Acórdão de 2º Grau

Empréstimo consignado 0801553-66.2022.8.18.0013


Ementa

RECURSO INOMINADO. CONSUMIDOR. AÇÃO DE INDENIZAÇÃO POR DANOS MORAIS COM PEDIDO DE ANTECIPAÇÃO DE TUTELA. EMPRÉSTIMO CONSIGNADO. COMPLEXIDADE DA CAUSA AFASTADA. CONTRATO JUNTADO AOS AUTOS. Autora em audiência afirma que o contrato foi realizado usado dados da autora. Extrato do banco juntado com dados que divergem com os da autora. CABE A INSTITUIÇÃO RECORRIDA COMPROVAR A AUTENTICIDADE DA ASSINATURA DO CONTRATO. TESE FIXADA NO RESP Nº 1.846.649. Declaração de nulidade do contrato de empréstimo. DANOS MORAIS CARACTERIZADOS. RESTITUIÇÃO EM DOBRO DEVIDA. COMPENSAÇÃO DO VALOR DEPOSITADO NA CONTA DA AUTORA. Sentença reformada. Recurso conhecido e Provido. (TJPI - RECURSO INOMINADO CÍVEL 0801553-66.2022.8.18.0013 - Relator: REGINALDO PEREIRA LIMA DE ALENCAR - 3ª Turma Recursal - Data 03/05/2024 )

Acórdão


ÓRGÃO JULGADOR : 3ª Turma Recursal

RECURSO INOMINADO CÍVEL (460) No 0801553-66.2022.8.18.0013

RECORRENTE: TERESINHA COSTA PEREIRA

Advogado(s) do reclamante: CINTYA VALERIA ANDRADE DE SOUSA, PAULO NASCIMENTO DE ARAUJO

RECORRIDO: BANCO SANTANDER (BRASIL) S.A.
REPRESENTANTE: BANCO SANTANDER (BRASIL) S.A.
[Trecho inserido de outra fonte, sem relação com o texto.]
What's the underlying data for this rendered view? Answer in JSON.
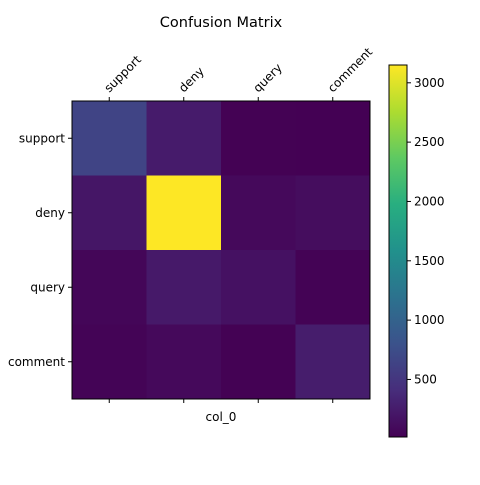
{
  "chart_data": {
    "type": "heatmap",
    "title": "Confusion Matrix",
    "xlabel": "col_0",
    "ylabel": "",
    "x_categories": [
      "support",
      "deny",
      "query",
      "comment"
    ],
    "y_categories": [
      "support",
      "deny",
      "query",
      "comment"
    ],
    "values": [
      [
        650,
        250,
        20,
        15
      ],
      [
        200,
        3150,
        90,
        120
      ],
      [
        60,
        230,
        160,
        30
      ],
      [
        40,
        90,
        20,
        260
      ]
    ],
    "colormap": "viridis",
    "vmin": 15,
    "vmax": 3150,
    "colorbar_ticks": [
      500,
      1000,
      1500,
      2000,
      2500,
      3000
    ],
    "colorbar_tick_labels": [
      "500",
      "1000",
      "1500",
      "2000",
      "2500",
      "3000"
    ]
  }
}
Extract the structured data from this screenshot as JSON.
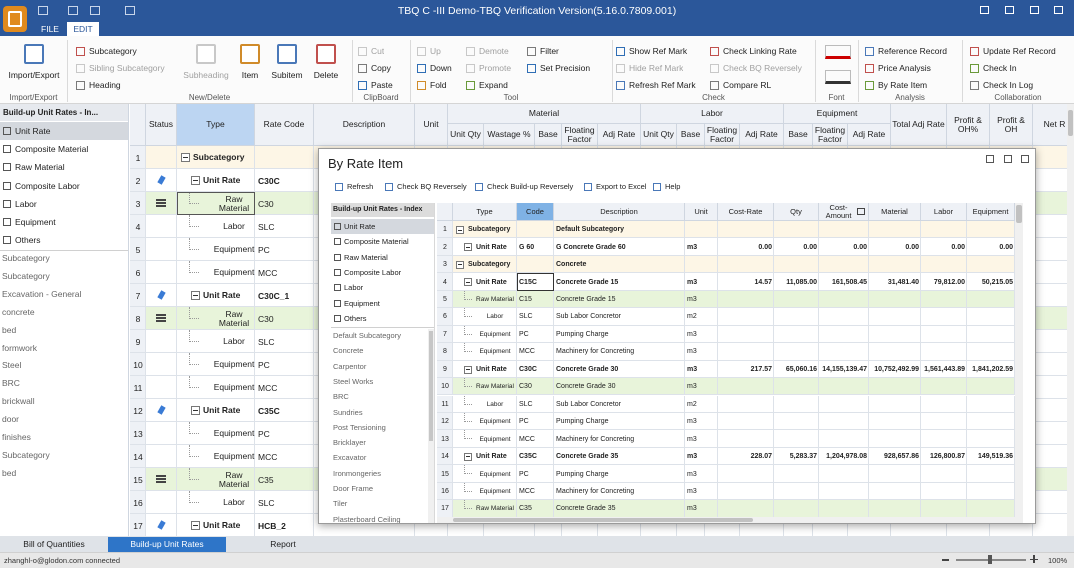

Advogado(s) do reclamado: EUGENIO COSTA FERREIRA DE MELO

RELATOR(A): 2ª Cadeira da 3ª Turma Recursal

 


EMENTA


 

 

RECURSO INOMINADO. CONSUMIDOR. AÇÃO DE INDENIZAÇÃO POR DANOS MORAIS COM PEDIDO DE ANTECIPAÇÃO DE TUTELA. EMPRÉSTIMO CONSIGNADO. COMPLEXIDADE DA CAUSA AFASTADA. CONTRATO JUNTADO AOS AUTOS. Autora em audiência afirma que o contrato foi realizado usado dados da autora. Extrato do banco juntado com dados que divergem com os da autora. CABE A INSTITUIÇÃO RECORRIDA COMPROVAR A AUTENTICIDADE DA ASSINATURA DO CONTRATO. TESE FIXADA NO RESP Nº 1.846.649. Declaração de nulidade do contrato de empréstimo. DANOS MORAIS CARACTERIZADOS. RESTITUIÇÃO EM DOBRO DEVIDA. COMPENSAÇÃO DO VALOR DEPOSITADO NA CONTA DA AUTORA. Sentença reformada. Recurso conhecido e Provido.

 

 


RELATÓRIO

 


Cuida-se de sentença que julgou extinto o processo sem resolução do mérito, com fundamento no art. 51, inciso II, da Lei 9.099/95, em razão da complexidade probatória (perícia grafotécnica).

Irresignado com a r. sentença, a recorrente interpôs recurso inominado alegando, em suma, que a sentença recorrida refutou as alegações autorais, afirmando, incompetência dos juizados especiais, complexidade da causa, mesmo com a ausência do comprovante de transferência do valor, incompatibilidade entre a decisão recorrida e a jurisprudência prevalente das turmas recursais e do TJ/PI.

Contrarrazões da parte recorrida apresentadas (ID 4820282) pugnando pela manutenção da sentença.

É o relatório.

 

 

 


VOTO


 

 

Presentes os pressupostos de admissibilidade, passa-se à análise do recurso.

Primeiramente, quanto a extinção sem resolução de mérito pela necessidade de perícia no juízo a quo, cumpre-se esclarecer que cabe ao magistrado avaliar acerca da necessidade de outros elementos para formar seu convencimento. Todavia, compulsando os autos, verifica-se a existência de outras provas capazes de formar o convencimento, não podendo este se limitar apenas ao contrato questionado, mas sim a todo o conteúdo probatório produzido nos autos que, no presente caso, autorizam adentrar ao mérito da demanda. Desse modo, afasta-se a complexidade da causa reconhecida em sentença.

Passa-se ao mérito, tendo em vista que a demanda se encontra madura para julgamento.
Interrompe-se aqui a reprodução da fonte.